Iraq: British PM confirms troop reduction

Published October 2nd, 2007 - 01:17 GMT

Britain's Prime Minister Gordon Brown arrived in Iraq Tuesday to meet troops and lawmakers ahead of his key announcement on whether he will cut British forces. According to the AP, he first went directly to a meeting with Prime Minister Nouri al-Maliki.

 

Following the meeting, al-Maliki said Iraq will take over security from British troops in Basra province within two months. On his part, Brown said 1,000 more British troops would be withdrawn from Iraq by year's end.

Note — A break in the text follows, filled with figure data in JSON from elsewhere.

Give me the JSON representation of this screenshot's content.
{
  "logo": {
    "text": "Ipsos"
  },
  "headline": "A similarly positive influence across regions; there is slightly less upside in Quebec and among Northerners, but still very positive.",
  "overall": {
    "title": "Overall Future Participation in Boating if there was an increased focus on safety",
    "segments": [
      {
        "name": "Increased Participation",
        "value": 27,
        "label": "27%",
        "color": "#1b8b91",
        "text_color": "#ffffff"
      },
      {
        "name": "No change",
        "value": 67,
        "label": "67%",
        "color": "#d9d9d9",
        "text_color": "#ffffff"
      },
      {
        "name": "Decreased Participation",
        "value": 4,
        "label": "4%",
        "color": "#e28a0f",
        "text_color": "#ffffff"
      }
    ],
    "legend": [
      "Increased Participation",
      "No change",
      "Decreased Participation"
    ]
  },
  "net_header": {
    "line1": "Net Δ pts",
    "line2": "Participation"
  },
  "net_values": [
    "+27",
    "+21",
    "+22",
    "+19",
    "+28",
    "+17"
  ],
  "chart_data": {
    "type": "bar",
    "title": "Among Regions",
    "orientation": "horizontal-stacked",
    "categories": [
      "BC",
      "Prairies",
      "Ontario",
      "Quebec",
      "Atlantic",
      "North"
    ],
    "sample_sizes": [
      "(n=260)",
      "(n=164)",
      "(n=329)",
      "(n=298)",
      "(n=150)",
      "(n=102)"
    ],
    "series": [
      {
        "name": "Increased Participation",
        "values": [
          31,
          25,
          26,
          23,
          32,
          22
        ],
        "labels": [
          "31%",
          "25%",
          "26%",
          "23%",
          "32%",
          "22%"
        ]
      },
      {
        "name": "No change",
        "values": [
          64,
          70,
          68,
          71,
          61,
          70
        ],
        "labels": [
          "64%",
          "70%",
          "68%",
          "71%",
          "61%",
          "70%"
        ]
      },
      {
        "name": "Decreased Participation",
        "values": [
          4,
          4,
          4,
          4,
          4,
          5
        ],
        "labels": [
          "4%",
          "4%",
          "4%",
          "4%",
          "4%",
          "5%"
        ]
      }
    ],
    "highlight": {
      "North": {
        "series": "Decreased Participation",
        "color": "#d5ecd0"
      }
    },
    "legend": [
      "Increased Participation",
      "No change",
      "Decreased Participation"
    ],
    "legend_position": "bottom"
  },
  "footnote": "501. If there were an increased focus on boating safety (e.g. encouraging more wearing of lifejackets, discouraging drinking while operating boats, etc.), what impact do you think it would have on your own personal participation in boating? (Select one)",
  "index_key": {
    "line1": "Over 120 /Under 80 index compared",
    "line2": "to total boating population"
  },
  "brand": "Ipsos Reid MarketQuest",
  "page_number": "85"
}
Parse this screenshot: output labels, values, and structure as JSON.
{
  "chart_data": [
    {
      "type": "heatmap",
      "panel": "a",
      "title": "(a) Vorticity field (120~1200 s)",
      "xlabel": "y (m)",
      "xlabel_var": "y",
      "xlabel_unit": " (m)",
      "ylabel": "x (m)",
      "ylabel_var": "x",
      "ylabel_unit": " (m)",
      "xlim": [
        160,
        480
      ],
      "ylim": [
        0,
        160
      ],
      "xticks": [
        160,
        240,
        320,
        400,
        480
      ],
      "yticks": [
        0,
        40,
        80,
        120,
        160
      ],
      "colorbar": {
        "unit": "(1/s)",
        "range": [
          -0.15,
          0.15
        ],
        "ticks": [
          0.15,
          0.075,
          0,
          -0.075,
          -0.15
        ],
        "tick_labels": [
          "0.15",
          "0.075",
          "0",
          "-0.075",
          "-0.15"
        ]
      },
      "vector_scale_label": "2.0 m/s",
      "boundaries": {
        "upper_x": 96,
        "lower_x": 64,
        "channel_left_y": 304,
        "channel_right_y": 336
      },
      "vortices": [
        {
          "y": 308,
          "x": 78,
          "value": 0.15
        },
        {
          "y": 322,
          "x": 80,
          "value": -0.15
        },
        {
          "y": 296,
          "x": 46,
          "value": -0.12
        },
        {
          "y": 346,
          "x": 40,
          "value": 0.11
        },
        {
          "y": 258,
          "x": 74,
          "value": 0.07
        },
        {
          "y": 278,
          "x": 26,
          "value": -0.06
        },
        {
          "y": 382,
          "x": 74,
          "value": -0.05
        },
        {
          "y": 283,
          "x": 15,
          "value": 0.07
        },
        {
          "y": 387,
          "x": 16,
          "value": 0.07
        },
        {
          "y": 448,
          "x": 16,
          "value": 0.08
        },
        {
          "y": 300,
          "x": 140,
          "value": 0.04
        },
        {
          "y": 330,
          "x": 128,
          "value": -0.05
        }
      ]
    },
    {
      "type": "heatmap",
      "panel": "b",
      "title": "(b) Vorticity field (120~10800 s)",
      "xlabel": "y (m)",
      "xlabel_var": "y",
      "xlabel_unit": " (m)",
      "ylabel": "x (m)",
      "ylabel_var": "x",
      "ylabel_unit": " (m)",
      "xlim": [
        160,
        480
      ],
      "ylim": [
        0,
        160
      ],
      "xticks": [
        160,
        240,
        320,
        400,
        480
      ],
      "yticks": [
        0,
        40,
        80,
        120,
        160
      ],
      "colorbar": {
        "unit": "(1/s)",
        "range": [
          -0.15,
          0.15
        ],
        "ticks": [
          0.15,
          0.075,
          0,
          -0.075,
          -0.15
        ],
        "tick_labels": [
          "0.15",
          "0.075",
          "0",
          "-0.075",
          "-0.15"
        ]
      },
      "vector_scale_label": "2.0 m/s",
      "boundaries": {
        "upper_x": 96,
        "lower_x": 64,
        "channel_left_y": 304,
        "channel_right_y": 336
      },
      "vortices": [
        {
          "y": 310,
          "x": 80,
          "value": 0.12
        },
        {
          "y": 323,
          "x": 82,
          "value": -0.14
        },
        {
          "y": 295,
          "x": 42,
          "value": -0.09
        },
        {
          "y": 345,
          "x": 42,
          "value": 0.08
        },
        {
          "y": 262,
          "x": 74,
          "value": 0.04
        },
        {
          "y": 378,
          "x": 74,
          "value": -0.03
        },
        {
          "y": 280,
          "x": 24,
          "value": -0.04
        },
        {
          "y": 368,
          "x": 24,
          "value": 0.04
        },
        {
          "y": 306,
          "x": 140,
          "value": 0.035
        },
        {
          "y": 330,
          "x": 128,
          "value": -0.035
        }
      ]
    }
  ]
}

Brown, making his first visit to Iraq as British leader, was expected to address his country's Parliament next week on the future of Britain's role in Iraq. "He's going to want to discuss the developing security situation in Basra and the prospects for Iraqis taking full responsibility and the timescale for that," a British official said before the meeting with the Iraqi PM.

 

Britain has around 5,000 soldiers based mainly at an air base on the fringes of the southern city of Basra, Iraq's second-largest city.

 

"We are prepared to take over security of Basra within two months and we will," al-Maliki said after the meeting. "Basra will be one of the provinces where Iraqi forces will completely take over security."

 

Brown confirmed al-Maliki's plans and said, "as we move to overwatch, we can move down to 4,500." Brown said any further decision on British troop withdrawals would be made next year.

 

Meanwhile, one American soldier died and 10 were injured in combat operations in central Baghdad on Sunday, the U.S. military said on Tuesday. It said two Iraqi soldiers and an interpreter were also hurt. The death raised to 66 the number of American soldiers killed in Iraq in September, according to icasualties.org, a Web site that tracks U.S. military deaths in Iraq.

 

On Monday, Iraqi government data showed civilian deaths from violence across Iraq had fallen 50 percent in September from August.